Нельзя забывать, что демократия развязывает у масс страсти, которые столь часто служили причиной кровавых конфликтов. Парадоксальным образом одновременно с увеличением числа стран, вставших на путь демократического развития, возросло также число стран, где вспыхнули гражданские войны.

Способствовав расширению демократии, мировые процессы последнего времени одновременно сдетонировали внутриполитическую нестабильность в целом ряде стран и регионов. Со всей очевидностью обнаружилось, что увеличение числа стран с демократическими режимами не всегда и не обязательно ведет к утверждению демократических принципов в отношениях между государствами.

Зачастую поставленные в соответствующие условия или руководимые высшими, на их взгляд, побуждениями, будь то божественными или дьявольскими, люди способны пренебречь любыми этическими, материальными или рациональными соображениями, чтобы реализовать то, что они считают выше всех этих соображений.

Об этом свидетельствует хотя бы тот факт, что, вопреки риторике в духе миролюбия и постконфронтационного подхода к мировым делам, народы и государства в принципе не отказались от традиционного видения путей, форм и средств обеспечения национальной и международной безопасности. В этом плане война и другие насильственные формы разрешения споров и конфликтов отнюдь не потеряли роль средств достижения политических целей.

Более того, с величайшим сожалением приходится констатировать, что ядерное оружие отнюдь не отменило возможность невозможного, поскольку, как показывает исторический опыт, человек и человеческие сообщество часто действовали вопреки очевидному.

Как бы то ни было военная сила и силовые методы в обозримой перспективе останутся важнейшим фактором международных отношений. Поэтому нельзя сказать, что ядерное оружие вообще не пригодно для решения политических проблем. Сохраняется в частности их политическая значимость как очевидных показателей мощи государства.

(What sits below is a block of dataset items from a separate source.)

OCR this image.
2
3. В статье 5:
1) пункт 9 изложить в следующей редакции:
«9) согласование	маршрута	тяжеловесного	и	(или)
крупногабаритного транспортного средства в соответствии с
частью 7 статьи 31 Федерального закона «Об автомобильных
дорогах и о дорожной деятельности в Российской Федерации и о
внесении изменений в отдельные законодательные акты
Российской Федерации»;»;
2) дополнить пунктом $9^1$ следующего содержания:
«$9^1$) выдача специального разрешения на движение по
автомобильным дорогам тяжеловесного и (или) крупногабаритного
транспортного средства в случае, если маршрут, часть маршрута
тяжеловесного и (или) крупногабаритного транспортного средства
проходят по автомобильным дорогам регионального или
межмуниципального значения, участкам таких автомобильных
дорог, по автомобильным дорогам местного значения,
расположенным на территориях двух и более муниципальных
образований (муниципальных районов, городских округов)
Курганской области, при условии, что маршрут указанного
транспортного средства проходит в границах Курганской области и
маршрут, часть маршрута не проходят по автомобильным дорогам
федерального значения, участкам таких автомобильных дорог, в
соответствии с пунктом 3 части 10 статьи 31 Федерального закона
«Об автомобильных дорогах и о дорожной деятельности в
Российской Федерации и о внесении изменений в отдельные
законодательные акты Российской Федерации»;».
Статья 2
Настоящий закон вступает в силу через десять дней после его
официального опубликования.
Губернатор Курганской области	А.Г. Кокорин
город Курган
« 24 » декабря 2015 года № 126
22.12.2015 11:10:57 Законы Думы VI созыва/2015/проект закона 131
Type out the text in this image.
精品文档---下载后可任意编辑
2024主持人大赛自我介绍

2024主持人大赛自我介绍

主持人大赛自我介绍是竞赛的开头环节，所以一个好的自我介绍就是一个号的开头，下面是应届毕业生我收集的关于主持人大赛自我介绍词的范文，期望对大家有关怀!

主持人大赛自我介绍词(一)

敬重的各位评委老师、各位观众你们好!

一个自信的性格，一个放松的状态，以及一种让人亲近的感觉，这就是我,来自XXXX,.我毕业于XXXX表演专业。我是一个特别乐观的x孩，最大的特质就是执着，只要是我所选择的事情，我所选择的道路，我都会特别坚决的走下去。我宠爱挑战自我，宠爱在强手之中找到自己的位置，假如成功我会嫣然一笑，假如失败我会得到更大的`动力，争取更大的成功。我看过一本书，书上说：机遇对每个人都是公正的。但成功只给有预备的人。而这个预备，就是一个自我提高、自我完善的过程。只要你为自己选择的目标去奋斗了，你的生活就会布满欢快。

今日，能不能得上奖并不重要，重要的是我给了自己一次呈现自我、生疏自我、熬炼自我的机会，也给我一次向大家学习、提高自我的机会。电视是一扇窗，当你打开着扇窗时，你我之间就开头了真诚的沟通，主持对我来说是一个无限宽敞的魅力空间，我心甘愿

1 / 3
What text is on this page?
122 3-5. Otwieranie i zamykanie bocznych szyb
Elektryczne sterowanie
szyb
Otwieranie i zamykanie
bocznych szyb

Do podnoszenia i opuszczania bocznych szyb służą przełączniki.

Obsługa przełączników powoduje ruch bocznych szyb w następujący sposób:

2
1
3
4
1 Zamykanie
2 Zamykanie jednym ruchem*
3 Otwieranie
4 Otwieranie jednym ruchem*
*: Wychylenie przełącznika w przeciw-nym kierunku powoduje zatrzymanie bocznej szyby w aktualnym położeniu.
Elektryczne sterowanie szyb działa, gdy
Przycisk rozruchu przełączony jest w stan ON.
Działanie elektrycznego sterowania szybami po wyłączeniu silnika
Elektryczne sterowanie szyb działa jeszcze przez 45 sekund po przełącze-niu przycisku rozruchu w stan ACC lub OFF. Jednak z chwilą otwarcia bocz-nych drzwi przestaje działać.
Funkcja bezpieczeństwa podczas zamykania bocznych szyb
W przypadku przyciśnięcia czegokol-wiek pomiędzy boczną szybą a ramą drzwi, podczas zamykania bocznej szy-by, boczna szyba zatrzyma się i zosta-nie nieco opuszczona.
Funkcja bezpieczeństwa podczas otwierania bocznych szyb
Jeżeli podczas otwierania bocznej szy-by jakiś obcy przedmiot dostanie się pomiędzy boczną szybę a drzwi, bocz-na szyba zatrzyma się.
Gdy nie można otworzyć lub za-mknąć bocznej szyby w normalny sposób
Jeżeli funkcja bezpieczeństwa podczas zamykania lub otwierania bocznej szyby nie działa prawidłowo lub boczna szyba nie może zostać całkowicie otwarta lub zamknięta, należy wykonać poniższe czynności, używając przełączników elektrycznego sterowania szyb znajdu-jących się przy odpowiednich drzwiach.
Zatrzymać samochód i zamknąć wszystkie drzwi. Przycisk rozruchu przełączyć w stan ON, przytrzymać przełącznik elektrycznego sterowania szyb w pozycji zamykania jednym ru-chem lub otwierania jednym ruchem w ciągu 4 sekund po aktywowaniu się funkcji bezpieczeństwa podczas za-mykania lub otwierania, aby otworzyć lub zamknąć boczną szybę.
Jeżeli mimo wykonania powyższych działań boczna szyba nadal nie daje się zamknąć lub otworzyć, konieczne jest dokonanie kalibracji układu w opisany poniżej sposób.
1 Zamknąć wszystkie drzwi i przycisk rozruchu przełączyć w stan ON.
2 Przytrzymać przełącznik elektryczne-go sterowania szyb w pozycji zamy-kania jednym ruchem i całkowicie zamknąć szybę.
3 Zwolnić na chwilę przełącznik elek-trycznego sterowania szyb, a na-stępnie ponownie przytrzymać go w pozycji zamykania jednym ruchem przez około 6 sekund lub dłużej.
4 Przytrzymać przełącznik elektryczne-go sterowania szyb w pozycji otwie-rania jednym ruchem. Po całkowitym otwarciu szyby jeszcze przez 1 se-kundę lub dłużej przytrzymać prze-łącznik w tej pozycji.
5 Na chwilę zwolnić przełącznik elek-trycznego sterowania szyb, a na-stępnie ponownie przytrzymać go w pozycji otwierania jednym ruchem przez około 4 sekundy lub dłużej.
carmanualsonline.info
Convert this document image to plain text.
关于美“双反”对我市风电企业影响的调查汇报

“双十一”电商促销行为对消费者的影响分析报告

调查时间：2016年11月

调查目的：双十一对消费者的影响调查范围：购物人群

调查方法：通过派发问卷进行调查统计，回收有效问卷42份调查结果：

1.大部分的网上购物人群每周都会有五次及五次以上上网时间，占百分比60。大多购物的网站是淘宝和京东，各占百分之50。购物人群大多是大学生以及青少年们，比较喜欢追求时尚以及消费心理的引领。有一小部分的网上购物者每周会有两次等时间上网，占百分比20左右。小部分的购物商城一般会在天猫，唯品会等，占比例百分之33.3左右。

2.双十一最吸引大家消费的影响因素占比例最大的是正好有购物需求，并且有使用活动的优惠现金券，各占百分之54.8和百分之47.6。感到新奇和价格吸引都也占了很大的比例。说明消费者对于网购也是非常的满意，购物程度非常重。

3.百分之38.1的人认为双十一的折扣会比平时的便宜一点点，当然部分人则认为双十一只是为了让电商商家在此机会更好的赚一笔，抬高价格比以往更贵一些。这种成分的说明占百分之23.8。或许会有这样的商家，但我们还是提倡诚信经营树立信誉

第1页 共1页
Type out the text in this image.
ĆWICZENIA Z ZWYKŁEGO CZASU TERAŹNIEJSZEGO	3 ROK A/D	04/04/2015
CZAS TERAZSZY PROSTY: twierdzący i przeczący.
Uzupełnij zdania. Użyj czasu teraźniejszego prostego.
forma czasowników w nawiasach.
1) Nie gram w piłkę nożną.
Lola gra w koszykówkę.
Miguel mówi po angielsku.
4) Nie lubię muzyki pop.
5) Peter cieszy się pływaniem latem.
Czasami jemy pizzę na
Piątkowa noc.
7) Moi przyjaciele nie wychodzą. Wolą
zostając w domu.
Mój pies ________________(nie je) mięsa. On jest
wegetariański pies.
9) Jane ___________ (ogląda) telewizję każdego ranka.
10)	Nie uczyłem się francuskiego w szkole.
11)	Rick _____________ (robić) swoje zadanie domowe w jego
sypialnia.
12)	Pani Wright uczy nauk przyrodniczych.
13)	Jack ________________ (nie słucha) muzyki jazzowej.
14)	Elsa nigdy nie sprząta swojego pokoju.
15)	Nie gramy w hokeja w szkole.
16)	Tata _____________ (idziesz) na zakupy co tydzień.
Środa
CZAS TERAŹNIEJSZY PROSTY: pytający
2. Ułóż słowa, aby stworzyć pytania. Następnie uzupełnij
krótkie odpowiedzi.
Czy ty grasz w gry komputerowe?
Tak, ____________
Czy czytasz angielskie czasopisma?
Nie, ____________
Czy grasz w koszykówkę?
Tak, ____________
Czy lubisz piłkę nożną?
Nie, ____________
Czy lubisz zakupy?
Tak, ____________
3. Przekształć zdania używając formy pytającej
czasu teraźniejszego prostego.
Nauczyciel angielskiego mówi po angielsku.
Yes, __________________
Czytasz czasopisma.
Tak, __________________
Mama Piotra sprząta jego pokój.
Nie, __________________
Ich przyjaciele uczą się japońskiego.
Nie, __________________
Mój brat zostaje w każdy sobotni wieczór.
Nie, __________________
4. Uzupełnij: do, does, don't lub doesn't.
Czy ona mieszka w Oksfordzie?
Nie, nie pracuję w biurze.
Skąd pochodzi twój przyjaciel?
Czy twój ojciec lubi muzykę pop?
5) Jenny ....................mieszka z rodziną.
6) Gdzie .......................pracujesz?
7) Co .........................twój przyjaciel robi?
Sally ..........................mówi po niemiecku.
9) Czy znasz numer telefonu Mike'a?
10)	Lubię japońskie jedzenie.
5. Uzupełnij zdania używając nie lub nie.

В течение всей истории человечества, во всяком случае вплоть до недавнего времени, господствовал постулат политического реализма, согласно которому мир есть временное состояние, его никак нельзя исключить из отношений между государствами, поскольку проигравшая в войне сторона никогда не примирится со статусом подчиненной и всегда будет стремиться к реваншу. Мир всякий раз оказывался перемирием, которое неизменно нарушалось как только какая-либо из сторон чувствовала возможность изменения существующего положения вещей в свою пользу. Поэтому конфликты и войны в мировом сообществе могут быть урегулированы, но не могут быть ликвидированы.